Сестра Стефания остолбенела. Она нашла в себе силы только покачать головой.
— Никто не знал — ни школьники, ни учителя, — сказал Мэтт. — Она тогда и сама не понимала, что с ней делают. Думала, так у всех.
— Мы ведь тогда даже предположить не могли, что в семье могут происходить кошмарные вещи. Семья — это было святое. Никто не смеет вмешиваться в семейные отношения…
— До сих пор слишком многие думают так же… Между прочим, она очень тепло о вас вспоминала.
— Обо мне?.. Как разговор на групповой терапии мог зайти обо мне?
— Вы буквально силой заставили ее ходить летом на дополнительные занятия английским после шестого класса, помните? Она упиралась и отбрыкивалась тогда, но сейчас уверена, что, если бы вы не занимались с нею английским дополнительно, она бы не смогла окончить школу. Просто провалила бы экзамен.
— Ну, да, мы старались. Иногда уделяли особое внимание детям из многодетных семей, которым не доставалось достаточно родительской заботы, или доставалась одна ругань. Я думаю, мы, несмотря на нашу оторванность от реальности, все же интуитивно подозревали некую отвратительную правду за семейным фасадом. Некоторые дети… они были как-то особенно склонны к несчастным случаям… вечно в синяках… вечно сами себя ранили. Поневоле призадумаешься и начнешь относиться к ним со всей возможной добротой…
— А как насчет детей, которые никогда ничего такого не показывали? — перебил Мэтт. — Тех, чьи родители были слишком хитрыми, чтобы их можно было уличить? Тех, кто чувствовал себя обязанным защитить своих родителей от физических свидетельств того, что мама и папа не умеют любить свое дитя?.. И, когда дети, наконец, осознавали, что над ними издеваются, они все равно не верили. И начинали обвинять самих себя.
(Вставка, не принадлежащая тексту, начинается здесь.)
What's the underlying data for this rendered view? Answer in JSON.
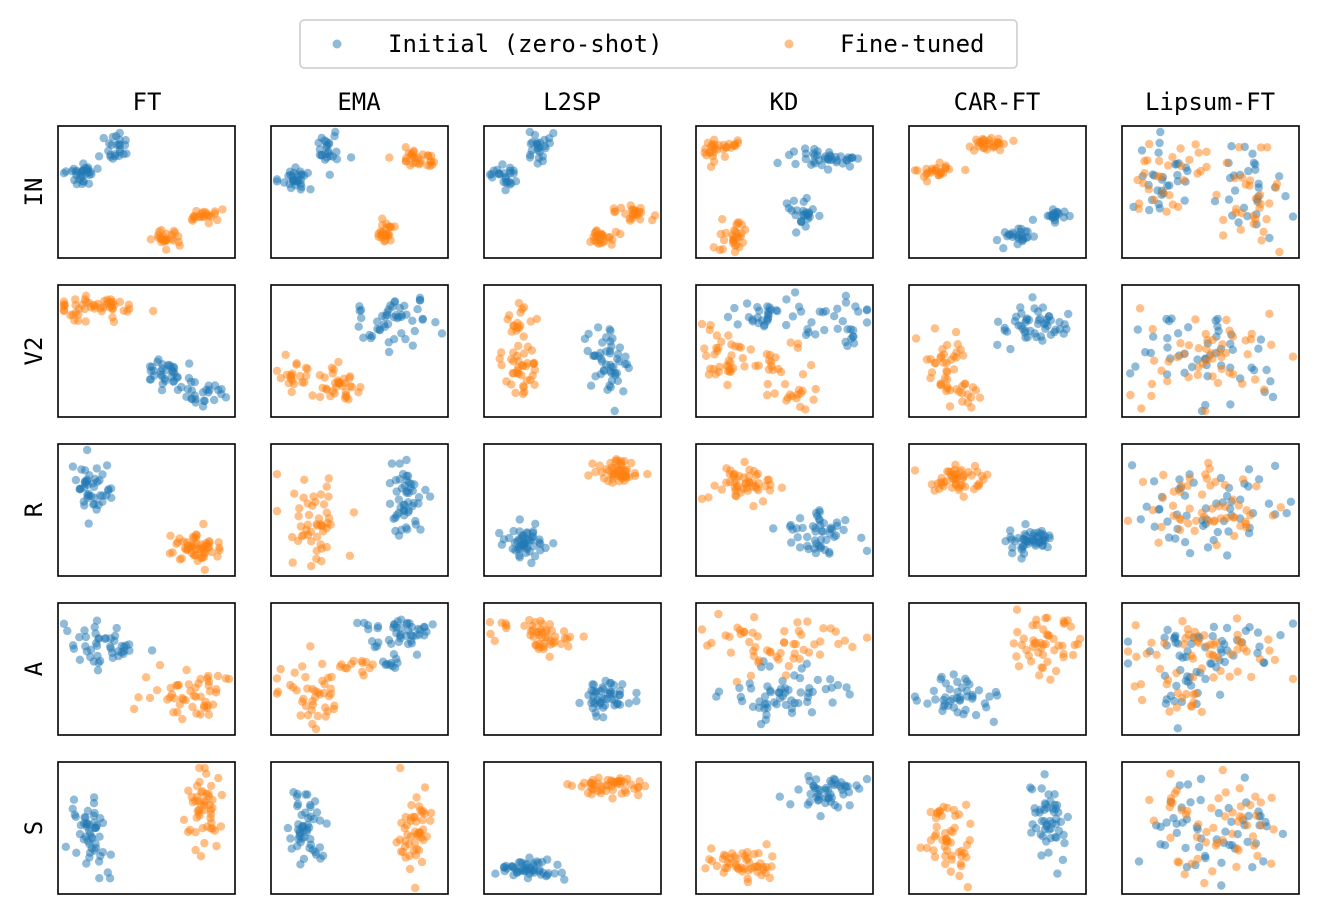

— Дети могут жить в ужасных условиях и молчать. И выглядеть просто образцом послушания и воспитанности, — сказала Стефания, кивая головой. — Или не выглядеть. Кто бы мог подумать, что Мэри-Лу Зыковски будет с благодарностью вспоминать уроки, от которых она отбрыкивалась изо всех сил, плакала и злилась?.. А другие дети, наоборот, стараются изображать идеально безоблачную жизнь. Просто ангелы. Кто-то может даже подумать…
Она замолчала и уставилась на Мэтта так, будто видела его впервые.
Он пришел сюда, чтобы вытянуть из сестры Стефании то, чего она не знала. Вместо этого, она обнаружила то, что знала всегда, но никогда по-настоящему не осознавала. Ее рука взметнулась к лицу и захлопнула ладонью рот, как будто монахиня боялась сказать что-нибудь вслух, как будто надеялась этим жестом отменить внезапное осознание, пришедшее к ней слишком поздно.
— О, Господи… О, Господи, Господи… теперь я вижу то, чего никогда не замечала…
Да уж, — подумал Мэтт с каким-то странным облегчением, которое возникает в моменты абсолютной честности между друзьями.
Он был хорошим священником, но, как выяснилось, плохим детективом.